The commentators who wrote Developments in the Law — Privileged Communications, 98 Harv.L.Rev. 1450, 1629-65 (1985) propose dealing with waiver problems created by voluntary disclosure by differentiating between “partial” and “selective” disclosure. Partial disclosure occurs when a party tries to use advantageous portions of the privileged information while shielding portions that might be harmful to their case. This is a form of what Professor Marcus calls truth-garbling and must be analyzed by looking at the unfairness to the adverse party and the possible derogation of the truth-seeking function of the courts.

Selective disclosure occurs when a party shares an entire document with a selected, limited audience, as with defendant’s disclosure to GEC. These kinds of disclosures generally leave the adverse party in no worse position than if no disclosure had taken place and, therefore, create no fairness issue. Developments suggests that the issue in these cases is one of confidentiality. So long as the information is disclosed upon conditions of and with regard for confidentiality there should be no finding of waiver. As has been stated above, defendant placed strict conditions of confidentiality upon GEC when it disclosed the opinion letter.
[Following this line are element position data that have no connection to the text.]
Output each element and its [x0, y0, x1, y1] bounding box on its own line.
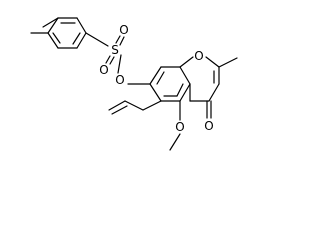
bond — [142, 100, 162, 111]
bond — [47, 17, 59, 34]
pyranone-ring — [179, 56, 220, 102]
bond — [76, 32, 87, 49]
atom-sulfur: S — [111, 43, 119, 57]
bond — [42, 17, 59, 28]
double-bond — [109, 56, 115, 65]
bond — [124, 100, 144, 111]
double-bond — [105, 55, 111, 64]
bond — [85, 32, 109, 47]
double-bond-inner — [156, 71, 165, 85]
double-bond-inner — [176, 83, 184, 97]
double-bond — [108, 100, 126, 111]
atom-sulfonyl-oxygen-upper: O — [119, 23, 128, 37]
double-bond — [119, 36, 125, 46]
atom-ester-oxygen: O — [115, 73, 124, 87]
atom-ring-oxygen: O — [194, 49, 203, 63]
bond — [205, 56, 220, 68]
methyl-bond — [218, 57, 238, 68]
bond — [208, 83, 220, 102]
bond — [179, 83, 191, 102]
methyl-bond — [169, 133, 181, 151]
bond — [47, 32, 59, 49]
bond — [179, 66, 191, 85]
atom-carbonyl-oxygen: O — [204, 119, 213, 133]
atom-methoxy-oxygen: O — [175, 120, 184, 134]
chromone-benzo-ring — [149, 66, 191, 102]
bond — [179, 56, 194, 68]
double-bond-inner — [52, 32, 61, 44]
double-bond-inner — [72, 32, 81, 45]
double-bond — [115, 35, 121, 44]
atom-sulfonyl-oxygen-lower: O — [99, 63, 108, 77]
double-bond — [111, 105, 128, 115]
bond — [117, 54, 122, 74]
bond — [76, 17, 87, 34]
tolyl-ring — [42, 17, 87, 49]
bond — [149, 83, 162, 102]
bond — [149, 66, 162, 85]
chemical-structure-diagram: S O O O O O O — [30, 17, 238, 151]
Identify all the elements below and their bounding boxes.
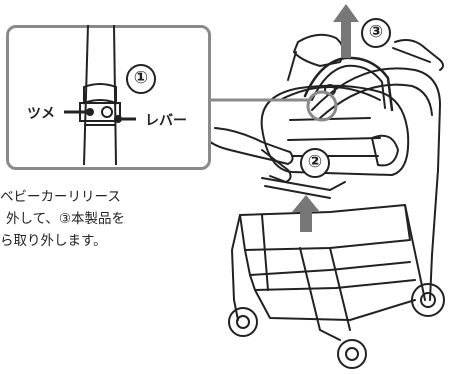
step-2-badge: ②	[300, 148, 330, 178]
instruction-line: ら取り外します。	[0, 233, 107, 249]
instruction-line: 外して、③本製品を	[6, 211, 126, 227]
zoom-circle	[306, 90, 338, 122]
step-1-badge: ①	[126, 64, 156, 94]
lift-arrow-icon	[333, 4, 359, 58]
claw-label: ツメ	[27, 106, 55, 122]
instruction-line: ベビーカーリリース	[0, 189, 121, 205]
lever-label: レバー	[145, 113, 187, 129]
push-arrow-icon	[292, 195, 320, 232]
detail-callout: ツメ レバー ①	[6, 25, 211, 170]
step-3-badge: ③	[361, 18, 391, 48]
instruction-text: ベビーカーリリース 外して、③本製品を ら取り外します。	[0, 186, 190, 252]
lever-detail-illustration	[64, 25, 136, 166]
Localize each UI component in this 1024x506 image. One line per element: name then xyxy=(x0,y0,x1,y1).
This court also is concerned about the effect that finding waiver too freely might have on the sort of business transaction in which defendant and GEC were involved. Holding that this kind of disclosure constitutes a waiver could make it appreciably more difficult to negotiate sales of businesses and products that arguably involve interests protected by laws relating to intellectual property. Unless it serves some significant interest courts should not create procedural doctrine that restricts communication between buyers and sellers, erects barriers to business deals, and increases the risk that prospective buyers will not have access to important information that could play key roles in assessing the value of the business or product they are considering buying. Legal doctrine that impedes frank communication between buyers and sellers also sets the stage for more lawsuits, as buyers are more likely to be unpleasantly surprised by what they receive. By refusing to find waiver in these settings courts create an environment in which businesses can share more freely information that is relevant to their transactions. This policy lubricates business deals and encourages more openness in transactions of this nature.

Another factor weighing against the finding of waiver in cases such as this is the tendency of some lawyers, especially in intellectual property cases, to spend an inordinate amount of time attempting to gain an advantage in the litigation by making use of the adversary attorney’s words and opinions. In patent cases the primary focus should be on the real world, on the similarity of the products involved in the dispute and on the history of relevant inventions and commercial conduct. Preoccupation with efforts to paint opposing counsel into some semantic corner or to *312take advantage of his choice of terms leads to costly, unproductive, and unseemly disputes.

The court is persuaded that in a close case such as this the policy concerns outlined above dictate that the attorney-client privilege should be protected and waiver should not be found. It is especially significant that defendant is not attempting to make use of any portion of the subject opinion letter at this time, thereby eliminating any of the truth-garbling or partial disclosure concerns noted above. However, if defendant attempts to make use of any portion of the opinion letter at any subsequent point in this litigation the court will reconsider this matter and is likely to find that that use, rather than the past sharing of the letter with GEC, constitutes grounds for finding waiver of the privilege.

Given the court’s holding that defendant has not waived the attorney-client privilege with respect to the subject opinion letter there is no need to address defense counsel’s second, independent argument that the document’s protections under the work product doctrine remain intact.